At first blush, the idea is a good one: commercial and residential property owners borrow money from banks to retrofit their buildings or buy renewable energy systems. The cost of the loan is then tacked on to the owner’s property taxes, who have 20 years to pay it back. That way, if I borrow $1 million to retrofit my building, but then sell my building five years later, I’m not stuck with the debt – the new owner is.

PACE has other fine features as well. Retrofitting creates local jobs – plumbers, electricians, contractors. Because PACE is attached to property taxes, it’s especially safe for lenders. In fact, Hidary likened it to a Treasury bond – the kind of thing your grandmother bought and stowed under her mattress, and which safely accrued a small, steady amount of interest each year. Most important, though, is what PACE represents: a new product, or investment vehicle, from which to profit.

And it’s for this reason that I believe PACE is worthy of attention.

If you haven’t noticed, green is the new black is the new green. In other words, a lot of people are poised to make a lot of money off of the demand for green development and technology. And though Wall Street isn’t high on anybody’s list right now – except if you’re a beneficiary of this season’s bonuses – one thing financiers consistently do well is create new ways to make money. Although some of these innovative products (collateralized debt obligations) are partly to blame for the global recession, there is no way we can avert an even greater disaster – global climate change – without the private sector. As Hidary pointed out, retrofitting our nation’s cities is estimated to cost between $1 and $2 trillion. The $6 billion’s worth of stimulus (public) funds earmarked for retrofitting doesn’t come close to those figures. And retrofitting doesn’t even begin to account for other costs associated with climate change – like pricier energy and water, hurricane damage, or the effects on ports of rising seas.

Still, I don’t believe that PACE is good enough. It fits too squarely with our nation’s focus on individual change, as opposed to corporate accountability.

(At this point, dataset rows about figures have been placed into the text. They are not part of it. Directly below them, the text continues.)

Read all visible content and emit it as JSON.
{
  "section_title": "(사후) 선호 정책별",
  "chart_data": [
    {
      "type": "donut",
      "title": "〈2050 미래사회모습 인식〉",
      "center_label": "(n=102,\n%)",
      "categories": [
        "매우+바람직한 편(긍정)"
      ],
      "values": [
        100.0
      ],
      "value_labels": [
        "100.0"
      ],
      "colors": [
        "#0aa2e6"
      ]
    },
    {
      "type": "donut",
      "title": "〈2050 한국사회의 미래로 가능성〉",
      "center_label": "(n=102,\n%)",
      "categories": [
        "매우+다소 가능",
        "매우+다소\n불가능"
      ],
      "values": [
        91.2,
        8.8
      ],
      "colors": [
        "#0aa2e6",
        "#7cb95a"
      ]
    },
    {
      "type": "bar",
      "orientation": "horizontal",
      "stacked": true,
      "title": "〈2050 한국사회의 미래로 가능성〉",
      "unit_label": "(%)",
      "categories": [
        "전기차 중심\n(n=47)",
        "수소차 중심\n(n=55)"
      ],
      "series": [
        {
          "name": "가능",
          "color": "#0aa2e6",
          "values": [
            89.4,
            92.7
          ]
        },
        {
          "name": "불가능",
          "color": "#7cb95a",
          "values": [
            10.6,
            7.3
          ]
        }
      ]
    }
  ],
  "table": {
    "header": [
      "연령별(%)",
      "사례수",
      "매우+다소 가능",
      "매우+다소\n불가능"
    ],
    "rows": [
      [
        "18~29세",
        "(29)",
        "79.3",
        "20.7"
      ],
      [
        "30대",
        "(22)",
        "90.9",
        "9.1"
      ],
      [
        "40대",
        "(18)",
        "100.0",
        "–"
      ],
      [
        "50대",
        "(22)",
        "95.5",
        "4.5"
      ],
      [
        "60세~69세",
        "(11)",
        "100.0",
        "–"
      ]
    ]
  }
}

Consider the rhetoric of our many environmental and public-service programs: “do your part,” we are told, to prevent global warming; use renewable energy; to recycle. Doing our parts makes us feel good, and virtuous, and also works well with our national identity; 200 years after Thoreau, we are still obsessed by the cult of the individual. PACE’s message is the same: you, individual property owner, should take the initiative to retrofit your home.

Yes, personal responsibility is important. But individuals can’t compete with the influence of private industry; consider how much more waste and pollution is produced by a single multinational corporation than by even the densest residential block in Manhattan. So can bankers develop large-scale green investment vehicles – designed to put the onus on corporations, not on individual property owners? I’m betting yes. So long as such vehicles are ensured to make a buck.